Entre Maio de 2016 e Março deste ano já morreram quase meio milhar de pessoas em combates, emboscadas e horrorosos episódios de violência bárbara entre a milícia do antigo chefe tradicional Kamwina Nsapu e as forças de segurança da RDC, Forças Armadas (FARDC) e Polícia Nacional, resultando ainda deste cenário de guerrilha mais de um milhão de deslocados, segundo diversas agências da ONU, com um número por definir destes a escolherem Angola como refúgio.

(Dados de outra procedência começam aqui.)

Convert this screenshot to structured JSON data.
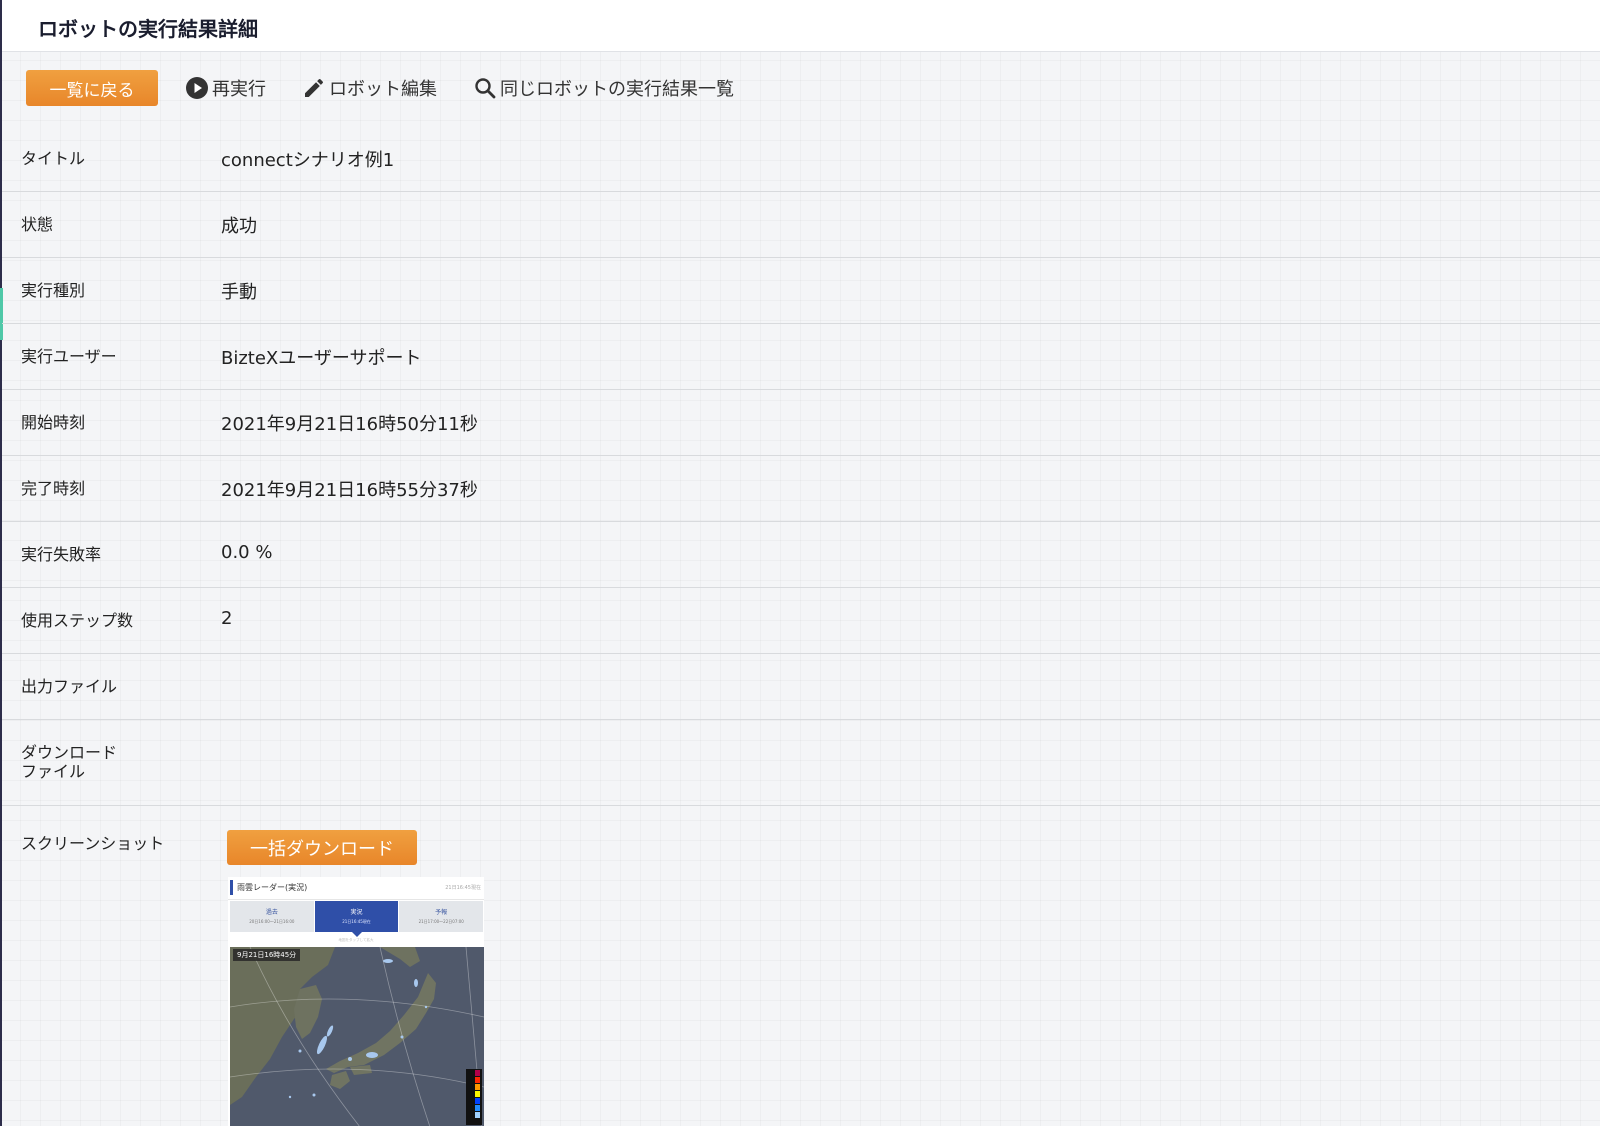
{
  "page": {
    "title": "ロボットの実行結果詳細"
  },
  "toolbar": {
    "back_label": "一覧に戻る",
    "rerun_label": "再実行",
    "edit_label": "ロボット編集",
    "history_label": "同じロボットの実行結果一覧"
  },
  "details": {
    "title": {
      "label": "タイトル",
      "value": "connectシナリオ例1"
    },
    "status": {
      "label": "状態",
      "value": "成功"
    },
    "run_type": {
      "label": "実行種別",
      "value": "手動"
    },
    "user": {
      "label": "実行ユーザー",
      "value": "BizteXユーザーサポート"
    },
    "start_time": {
      "label": "開始時刻",
      "value": "2021年9月21日16時50分11秒"
    },
    "end_time": {
      "label": "完了時刻",
      "value": "2021年9月21日16時55分37秒"
    },
    "failure_rate": {
      "label": "実行失敗率",
      "value": "0.0 %"
    },
    "steps": {
      "label": "使用ステップ数",
      "value": "2"
    },
    "output_file": {
      "label": "出力ファイル",
      "value": ""
    },
    "download_file": {
      "label_line1": "ダウンロード",
      "label_line2": "ファイル",
      "value": ""
    }
  },
  "screenshots": {
    "label": "スクリーンショット",
    "bulk_download_label": "一括ダウンロード",
    "thumbnail": {
      "title": "雨雲レーダー(実況)",
      "time": "21日16:45現在",
      "tabs": [
        {
          "label": "過去",
          "range": "20日16:00〜21日16:00"
        },
        {
          "label": "実況",
          "range": "21日16:45現在"
        },
        {
          "label": "予報",
          "range": "21日17:00〜22日07:00"
        }
      ],
      "caption": "地図をタップして拡大",
      "map_time": "9月21日16時45分"
    }
  },
  "colors": {
    "accent_orange": "#e8862a",
    "nav_blue": "#2f4fa8",
    "side_accent": "#4fc8a8"
  },
  "icons": {
    "rerun": "play-circle-icon",
    "edit": "pencil-icon",
    "history": "search-icon"
  }
}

Uma das realidades que melhor demonstra o cenário de caótica violência que vivem os Kasai são as mais de 40 valas comuns descobertas nos últimos dois meses com centenas de corpos, na sua maioria, admitem as agências da ONU e a sua missão permanente na RDC, a MONUSCO, vítimas da repressão das FARDC sobre os milicianos de Nsapu.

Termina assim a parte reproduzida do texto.